Biomarkers of renal injury are extremely important for the prediction of drug-induced nephrotoxicity and the early assay of acute renal injury. A number of potential markers have been identified and are in different stages of validation and use. Kim-1 and NGAL are two such markers. Although they have been shown to be predictive of drug-induced nephrotoxicity in vivo and have been examined as biomarkers for HUS (47, 48, 74), we have previously shown that they may only be minimally useful to assess toxicity in cultured renal cells in vitro primarily due to the high levels secreted by untreated controls (37). What was notable in our studies was an increase in Kim-1 secretion at 1 μg/ml Stx2 compared to the untreated controls at 24 h that then later decreased. This spike was only evident in the 3D cultures. The 2D cultures never reached a secretion level above the untreated controls. This may indicate an initial early spike in secretion in relation to Stx2-mediated cytotoxicity that then decreases due to the inhibition of protein synthesis that we show occurred by 24 h posttreatment. Further studies at early time points need to be conducted. This spike would never have been noticed if we had only been examining the cells in 2D culture. Our 3D studies indicate that Kim-1 has the potential to act as an early biomarker of renal injury for infected patients and in vivo studies need to be performed to confirm this. If it is confirmed in vivo, then our studies also indicate a larger relevance of the 3D system over 2D cell culture in mimicking Stx2-mediated renal injury.
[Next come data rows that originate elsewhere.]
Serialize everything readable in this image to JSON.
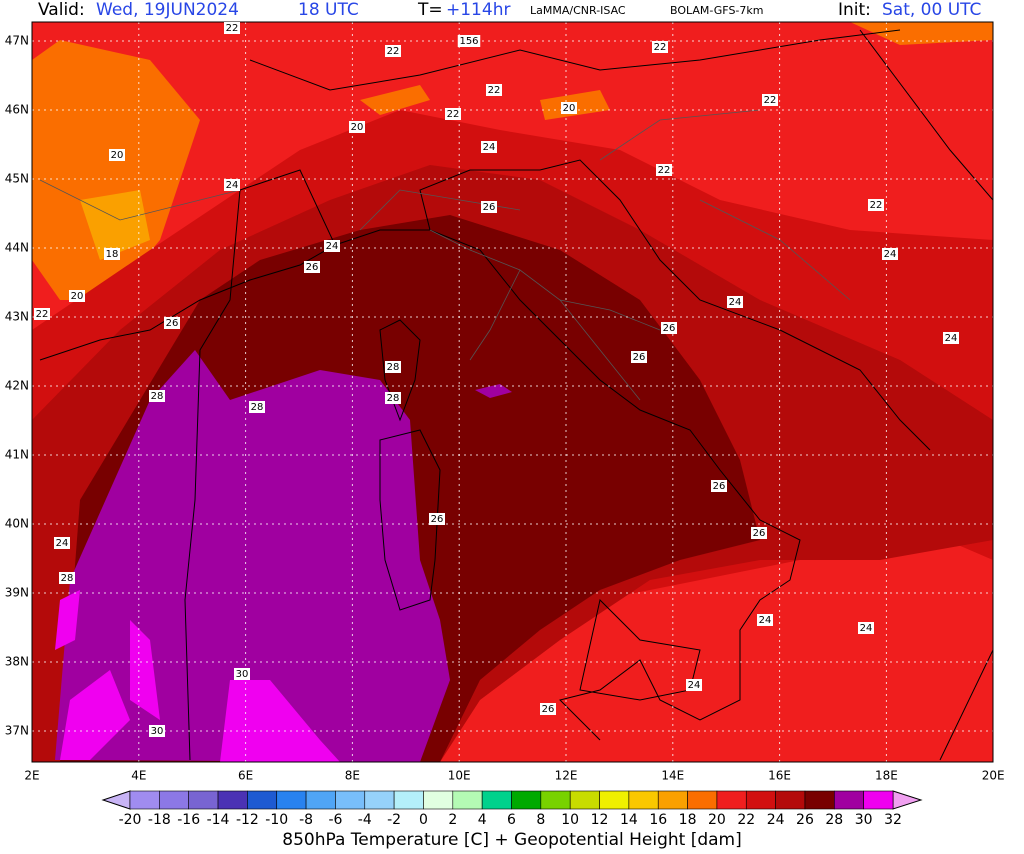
{
  "header": {
    "valid_label": "Valid:",
    "valid_date": "Wed, 19JUN2024",
    "valid_time": "18 UTC",
    "lead_label": "T=",
    "lead": "+114hr",
    "source": "LaMMA/CNR-ISAC",
    "model": "BOLAM-GFS-7km",
    "init_label": "Init:",
    "init": "Sat, 00 UTC"
  },
  "map": {
    "lat_labels": [
      "47N",
      "46N",
      "45N",
      "44N",
      "43N",
      "42N",
      "41N",
      "40N",
      "39N",
      "38N",
      "37N"
    ],
    "lon_labels": [
      "2E",
      "4E",
      "6E",
      "8E",
      "10E",
      "12E",
      "14E",
      "16E",
      "18E",
      "20E"
    ],
    "contour_labels": [
      22,
      22,
      156,
      22,
      22,
      22,
      20,
      22,
      20,
      20,
      24,
      22,
      24,
      26,
      22,
      24,
      18,
      24,
      26,
      20,
      22,
      24,
      26,
      26,
      24,
      26,
      28,
      28,
      28,
      28,
      26,
      26,
      24,
      26,
      28,
      24,
      24,
      30,
      24,
      26,
      30
    ]
  },
  "colorbar": {
    "levels": [
      -20,
      -18,
      -16,
      -14,
      -12,
      -10,
      -8,
      -6,
      -4,
      -2,
      0,
      2,
      4,
      6,
      8,
      10,
      12,
      14,
      16,
      18,
      20,
      22,
      24,
      26,
      28,
      30,
      32
    ],
    "colors": [
      "#a08cf0",
      "#8c78e6",
      "#7864d2",
      "#4b32b4",
      "#1e5ad2",
      "#2882f0",
      "#50a5f5",
      "#78befa",
      "#96d2fa",
      "#b4f0fa",
      "#e1ffe1",
      "#b4fab4",
      "#00d28c",
      "#00aa00",
      "#78d200",
      "#c8dc00",
      "#f0f000",
      "#fac800",
      "#faa000",
      "#fa6e00",
      "#f01e1e",
      "#d20f0f",
      "#b40a0a",
      "#780000",
      "#a000a0",
      "#f000f0"
    ],
    "under_color": "#c8b4f5",
    "over_color": "#f0a0f0",
    "title": "850hPa Temperature [C] + Geopotential Height [dam]"
  }
}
In conclusion, we have presented the first use of a 3D bioengineered human kidney tissue model to study renal damage upon Stx2 exposure. We have shown that the 3D tissue responds to Stx2 with a dose- and time-dependent cytotoxicity that is related to the inhibition of protein synthesis. We have also shown changes in renal injury biomarkers in a dose-dependent manner along with changes in the secretion of cytokines and activation of the RSR. Key differences between the 3D tissue over 2D cell culture included differences in the IC₅₀ and the ability to measure significantly high levels of kidney injury biomarkers and cytokines, particularly IL-8, MCP-1, and Kim-1. Further use of this model may save on the use of inaccurate animal models while making in vitro studies more relevant to in vivo conditions.